Le délanguissement
LE PITTBULL DE PITTSBURG ET LES DAMES DE MONTRéAL
Réponse à mes détracteurs –
Jean-Luc Gouin
Publié dans LeDevoir du 7.8.98, sous le titre: "Sparadrap sur jambe de bois"
J’ai un fils
écrasé par les temples de la finance
Où il ne peut entrer
Et par ceux
des paroles d’où il ne peut sortir.
Félix,
L’Alouette en colère (1970)
Le 11 juillet dernier, Le Devoir publiait mon billet intitulé: «Le Délanguissement.
De la dégradation de la langue française». Quatorze jours plus tard, j’eus droit à la
réplique par le truchement de deux textes: le premier signé de mesdames Lebrun et
Préfontaine, le second par un certain Mather. à vrai dire je ne me proposais pas de
donner suite à ces interpellations, compte tenu, et on le verra à l’instant, du
caractère réducteur du premier article et de la nature présomptueuse et gauchie
jusqu’à la contrefaçon du second. Ce n’est pas possible, me disais-je: il y a trop de
gens sensibles à la question linguistique, au Québec, pour que de pareilles affirmations
puissent passer comme lettres à la poste. Mais non. Plus c’est gros, dit-on, plus c’est
couleuvre. Alors je reprends, bien las et à contrecoeur, le bâton du pèlerin.
I. Recension réductrice, en effet, mesdames les didacticiennes. De tout le texte, qui
nonobstant sa concision pointait droit de l’index plusieurs aspects de la problématique,
on s’est jeté sur les dernières lignes comme si elles résumaient toute ma pensée et,
du coup, “lèse-majestaient” tout entier le corps enseignant. Hélas! – j’en
serais trop heureux – je ne suis pas l’«observateur biaisé ou mal informé» que, par
déduction, vous décrivez: je traîne mes savates en milieu universitaire depuis
suffisamment longtemps pour ne pas ignorer les “nouveautés” dont vous
m’entretenez. L’information n’est pas ici en cause. Resterait alors mon esprit, disons,
quelque peu tordu? Et pourtant, et quoiqu’il y ait des gens sérieusement affairés à
faire bon ouvrage dans votre milieu (dont vous êtes peut-être sinon sans doute), je
persiste. Et rechigne.
Ce n’est pas le lieu en cette présente de monder le qui ou le quoi de cette
‘réforme(tte)’ dont vous parlez, notamment pour ce qui regarde la qualité des
candidats reçus au sein des écoles de formation des maîtres. Et je vous l’accorde
d’emblée: à ces changements, je dis «Bien!» Je crois toutefois que c’est surtout bien
tard et bien peu. Le problème est extrêmement profond et puissamment généralisé.
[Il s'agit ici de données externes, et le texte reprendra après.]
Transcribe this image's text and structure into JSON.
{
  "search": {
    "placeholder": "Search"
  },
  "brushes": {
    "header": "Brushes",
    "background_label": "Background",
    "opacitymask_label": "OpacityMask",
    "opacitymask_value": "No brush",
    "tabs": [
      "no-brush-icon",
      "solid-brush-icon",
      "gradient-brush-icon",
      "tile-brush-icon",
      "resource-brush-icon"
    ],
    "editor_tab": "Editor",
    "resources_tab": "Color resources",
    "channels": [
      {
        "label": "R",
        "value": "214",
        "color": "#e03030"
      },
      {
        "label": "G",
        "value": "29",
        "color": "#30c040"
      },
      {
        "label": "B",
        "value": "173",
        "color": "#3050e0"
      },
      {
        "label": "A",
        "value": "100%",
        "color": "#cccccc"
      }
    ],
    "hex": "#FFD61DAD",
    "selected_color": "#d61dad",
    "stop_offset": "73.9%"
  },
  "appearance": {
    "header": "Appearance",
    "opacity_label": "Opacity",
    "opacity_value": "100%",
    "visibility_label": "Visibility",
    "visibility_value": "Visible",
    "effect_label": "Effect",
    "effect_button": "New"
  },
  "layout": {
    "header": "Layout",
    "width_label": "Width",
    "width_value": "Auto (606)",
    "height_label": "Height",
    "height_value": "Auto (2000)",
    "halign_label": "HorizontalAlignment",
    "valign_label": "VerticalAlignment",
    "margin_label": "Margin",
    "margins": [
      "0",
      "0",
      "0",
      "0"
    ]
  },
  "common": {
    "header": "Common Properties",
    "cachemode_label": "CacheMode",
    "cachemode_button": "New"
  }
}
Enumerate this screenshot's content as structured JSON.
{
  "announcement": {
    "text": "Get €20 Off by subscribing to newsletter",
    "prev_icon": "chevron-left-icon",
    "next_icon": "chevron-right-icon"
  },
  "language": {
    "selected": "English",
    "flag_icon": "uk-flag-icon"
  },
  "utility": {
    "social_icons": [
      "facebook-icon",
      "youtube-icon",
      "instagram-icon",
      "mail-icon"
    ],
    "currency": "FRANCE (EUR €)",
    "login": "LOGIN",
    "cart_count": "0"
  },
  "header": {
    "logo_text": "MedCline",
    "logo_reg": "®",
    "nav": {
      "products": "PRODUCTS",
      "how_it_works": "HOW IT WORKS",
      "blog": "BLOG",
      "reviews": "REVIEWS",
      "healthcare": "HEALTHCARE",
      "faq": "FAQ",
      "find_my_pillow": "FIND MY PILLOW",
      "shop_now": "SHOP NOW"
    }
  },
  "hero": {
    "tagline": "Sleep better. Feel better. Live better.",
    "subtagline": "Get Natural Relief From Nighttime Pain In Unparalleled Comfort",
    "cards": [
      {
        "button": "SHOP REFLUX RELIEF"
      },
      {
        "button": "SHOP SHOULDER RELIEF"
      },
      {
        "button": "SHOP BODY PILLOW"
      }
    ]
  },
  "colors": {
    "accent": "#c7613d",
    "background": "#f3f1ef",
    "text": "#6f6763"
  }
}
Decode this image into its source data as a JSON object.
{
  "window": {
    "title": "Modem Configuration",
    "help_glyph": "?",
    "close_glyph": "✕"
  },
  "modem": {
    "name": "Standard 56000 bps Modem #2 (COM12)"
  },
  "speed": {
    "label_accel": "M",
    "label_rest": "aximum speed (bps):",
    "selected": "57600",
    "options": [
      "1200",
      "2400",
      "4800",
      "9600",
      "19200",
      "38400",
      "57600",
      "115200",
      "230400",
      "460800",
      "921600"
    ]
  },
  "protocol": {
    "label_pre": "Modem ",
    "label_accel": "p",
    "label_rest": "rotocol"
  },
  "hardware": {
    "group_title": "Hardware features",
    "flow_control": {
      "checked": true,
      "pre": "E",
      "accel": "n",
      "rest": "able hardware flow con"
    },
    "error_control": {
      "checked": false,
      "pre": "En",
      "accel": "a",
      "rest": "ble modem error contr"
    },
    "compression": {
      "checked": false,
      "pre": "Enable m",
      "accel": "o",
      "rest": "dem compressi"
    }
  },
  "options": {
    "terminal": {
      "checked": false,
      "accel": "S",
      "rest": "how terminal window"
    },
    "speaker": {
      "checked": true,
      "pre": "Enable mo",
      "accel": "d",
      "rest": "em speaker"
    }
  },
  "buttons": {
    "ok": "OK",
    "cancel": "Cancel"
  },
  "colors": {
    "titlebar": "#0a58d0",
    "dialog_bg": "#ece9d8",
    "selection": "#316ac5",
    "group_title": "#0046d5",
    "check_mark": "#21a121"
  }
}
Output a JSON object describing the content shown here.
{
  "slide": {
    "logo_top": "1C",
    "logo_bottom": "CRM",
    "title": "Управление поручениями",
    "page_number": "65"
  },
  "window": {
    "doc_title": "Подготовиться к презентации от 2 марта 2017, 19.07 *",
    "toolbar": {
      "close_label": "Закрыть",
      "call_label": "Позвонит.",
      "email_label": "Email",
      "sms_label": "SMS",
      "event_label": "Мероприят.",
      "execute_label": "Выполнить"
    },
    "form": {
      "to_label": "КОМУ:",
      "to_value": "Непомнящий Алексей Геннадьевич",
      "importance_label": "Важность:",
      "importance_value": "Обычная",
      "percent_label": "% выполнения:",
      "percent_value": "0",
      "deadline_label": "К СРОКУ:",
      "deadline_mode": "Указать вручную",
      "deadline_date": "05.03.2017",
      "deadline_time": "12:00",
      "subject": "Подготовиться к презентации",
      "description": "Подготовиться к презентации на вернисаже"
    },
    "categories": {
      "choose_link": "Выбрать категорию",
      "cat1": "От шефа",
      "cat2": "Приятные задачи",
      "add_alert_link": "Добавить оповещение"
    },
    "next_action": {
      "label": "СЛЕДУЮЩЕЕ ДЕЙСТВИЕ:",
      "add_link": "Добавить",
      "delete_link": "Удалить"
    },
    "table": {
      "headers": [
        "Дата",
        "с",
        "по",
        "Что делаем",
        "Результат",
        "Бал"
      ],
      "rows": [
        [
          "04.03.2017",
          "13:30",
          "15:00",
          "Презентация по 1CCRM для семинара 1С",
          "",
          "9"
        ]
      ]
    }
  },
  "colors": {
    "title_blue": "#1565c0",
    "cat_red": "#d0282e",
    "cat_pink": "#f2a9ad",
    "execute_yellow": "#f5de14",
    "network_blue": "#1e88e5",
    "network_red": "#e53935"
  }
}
Aussi, exige-t-il autre chose qu’un sparadrap sur jambe de bois. Outre les effets très
limités et à très long terme de cette réforme (si on “habitue” nos
maîtres(…ses) à dire – spontanément! – pare-chocs plutôt que bumpers, on n’en fait
pas pour autant des citoyens réellement plus instruits ou cultivés, alors que leur
mandat premier est précisément de transmettre la culture, fût-elle de base), il faut
bien admettre, cela dit sans vouloir être méchant, qu’on aura beau restreindre l’entrée
aux portes des facultés d’éducation, il reste que le plus doué des borgnes n’aura
jamais la vision d’un aigle.
Il y va donc en dernière analyse de la valorisation sociale (je dirais même
politique, en son sens fondamental) du statut de l’enseignant. Perdure ici un cercle
pervers. Tant qu’on n’accordera pas une formation exemplaire aux institutrices et
instituteurs (la France et l’Allemagne se révèlent à cet égard des exemples
honorables, là où l’enseignant à l’élémentaire se voit le plus souvent doté d’une
langue et d’une culture supérieures au professeur type du cégep québécois!), les
meilleur-es de notre société bouderont ces écoles. Or tant que cette précieuse
clientèle ne se bousculera pas au portique, il ne sera pas possible d’accorder aux
‘intrants’ actuels la formation digne de la tâche qu’ils sont en grand nombre
incapables d’assumer correctement. Les “penseurs” des vireuses saucisses Hygrade
savent bien de quoi je parle. Bref, Mmes les uquamiennes, je me serais attendu de votre
part à un discours moins défensif et surtout moins… «biaisé» par le corporatisme de
votre corps professionnel. Il ne s’agissait pas pour moi de mettre votre “job”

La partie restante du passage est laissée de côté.